Bu kampanyanın geleceği hakkında neler söylemek istersiniz?

Artık bu iş tek tek bireylerin ötesine geçti. Mümkün olduğu kadar bu süreçte şiddete maruz kalan akademisyenlerin hak ihlal kayıplarını önlemek, mümkün olduğu kadar onların görevlerine devam etmelerini sağlamak ya da fiziki bir saldırıdan korumak gibi konular bizim için önemli. Bunun için Barış İçin Akademisyenler bünyesinde hedef göstermelerle uğraşan başka bir bölüm yapılandı. Ulusal ve uluslararası destekleri toplayan bir başka bölüm oluşturuldu. Hukuk grubu oluşturuldu, Sedat Peker ve diğer hedef göstermeler için suç duyurusunda bulunuldu.

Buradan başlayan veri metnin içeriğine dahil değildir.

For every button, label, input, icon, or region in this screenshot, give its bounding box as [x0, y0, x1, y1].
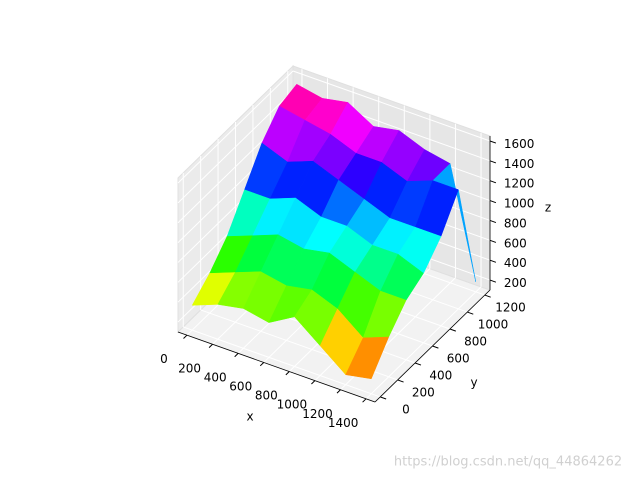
- y-tick-label: 1200: [495, 301, 526, 315]
- tick-mark: [489, 140, 497, 144]
- tick-mark: [234, 353, 239, 358]
- x-tick-label: 0: [160, 352, 168, 366]
- y-tick-label: 600: [447, 352, 470, 366]
- z-tick-label: 1000: [504, 197, 535, 211]
- grid-line: [177, 70, 294, 184]
- x-tick-label: 200: [178, 361, 201, 375]
- axis-line: [374, 289, 491, 403]
- z-tick-label: 800: [504, 216, 527, 230]
- y-tick-label: 0: [402, 402, 410, 416]
- tick-mark: [397, 379, 404, 383]
- y-tick-label: 200: [412, 385, 435, 399]
- x-tick-label: 1000: [277, 398, 308, 412]
- tick-mark: [432, 345, 439, 349]
- z-tick-label: 1400: [504, 157, 535, 171]
- z-tick-label: 1600: [504, 137, 535, 151]
- x-tick-label: 400: [204, 370, 227, 384]
- surface-patch: [345, 336, 390, 380]
- z-tick-label: 400: [504, 256, 527, 270]
- tick-mark: [489, 259, 497, 263]
- tick-mark: [336, 389, 341, 394]
- y-tick-label: 400: [429, 368, 452, 382]
- z-tick-label: 1200: [504, 177, 535, 191]
- tick-mark: [362, 398, 367, 403]
- z-tick-label: 200: [504, 276, 527, 290]
- z-tick-label: 600: [504, 236, 527, 250]
- x-tick-label: 600: [229, 380, 252, 394]
- tick-mark: [414, 362, 422, 366]
- tick-mark: [489, 219, 497, 224]
- tick-mark: [208, 343, 213, 348]
- tick-mark: [489, 279, 497, 283]
- tick-mark: [311, 380, 316, 385]
- tick-mark: [285, 371, 290, 376]
- y-axis-label: y: [470, 376, 477, 390]
- tick-mark: [449, 328, 457, 332]
- x-tick-label: 800: [255, 389, 278, 403]
- tick-mark: [380, 396, 387, 400]
- tick-mark: [484, 294, 491, 298]
- x-tick-label: 1200: [302, 407, 333, 421]
- tick-mark: [183, 334, 188, 339]
- tick-mark: [489, 180, 497, 184]
- plot-area: 0200400600800100012001400020040060080010…: [160, 64, 535, 430]
- tick-mark: [489, 239, 497, 243]
- tick-mark: [489, 160, 497, 164]
- grid-line: [183, 326, 381, 398]
- y-tick-label: 1000: [478, 318, 509, 332]
- grid-line: [177, 90, 294, 204]
- y-tick-label: 800: [464, 335, 487, 349]
- tick-mark: [467, 311, 474, 315]
- tick-mark: [489, 200, 497, 204]
- x-axis-label: x: [246, 410, 253, 424]
- axis-line: [177, 331, 376, 403]
- grid-line: [292, 70, 491, 142]
- z-axis-label: z: [545, 201, 551, 215]
- tick-mark: [259, 362, 265, 367]
- watermark: https://blog.csdn.net/qq_44864262: [394, 455, 622, 470]
- x-tick-label: 1400: [328, 416, 359, 430]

Bundan sonraki amaç bence metinde ifadesi bulunan çatışmasızlık sürecine katkıda bulunabilmek için daha geniş bir kamuoyu yaratmak ve bu işi akademisyenlerin özlük meselesi ya da birkaç muhalif akademisyenin çıkışı olmadığını anlatmak olmalı. Mümkün olduğu kadar hızlı bir biçimde bu süreçte yaşanan hak ihlallerini araştırabileceği mekanizmaları kurulmasını ve akademisyenlerinde onun içinde yer almasını sağlamak hayati bir önem taşıyor. Baştan beri altı çizilen şu: “Biz hazırız; raporlama için hazırız, benzer süreçleri karşılaştırarak öneriler sunmak için hazırız. Olanları sadece odamızdan, kürsümüzden seyretmek istemiyoruz, elimiz taşın altına koymak istiyoruz.” Bence bu çok kıymetli bir vurgu ve yine herhangi bir devlet mekanizmasının bunu bu kadar itibarsızlaştırması, bu kadar kriminalize etmesi “devlet aklı” denilen şeyle de bağdaşan bir şey değil.

Öte yandan, bir dolu insanın bakış açısından bu imzacıların hepsi homojen, benzer bir siyasette örgütlenmiş insanlarmış gibi algılanıyor ya da öyle lanse ediliyor. Hâlbuki hiç de öyle değil. Çok heterojen ve Kürt siyasi hareketine oldukça mesafeli olan insanlar da var içlerinde. Birbirleriyle organik ilişkiyle hareket edebilecek, planlı programlı, talimatın bir yerden geldiği ilişkinin bir sonucu değil. Kıymetli olan ve imzaların çoğalmasına yol açan dolayısıyla da iktidar çevrelerinden tepkinin sertleşerek üzerimize gelmesine neden olan, imzacıların çok geniş bir temsiliyeti ve çok geniş bir siyasal yelpazeyi temsil etmiş olmasıdır; bir benzerini Gezi’de gördüğümüz dinamiğin, imzacıların bileşiminde görmüş olmamızdır.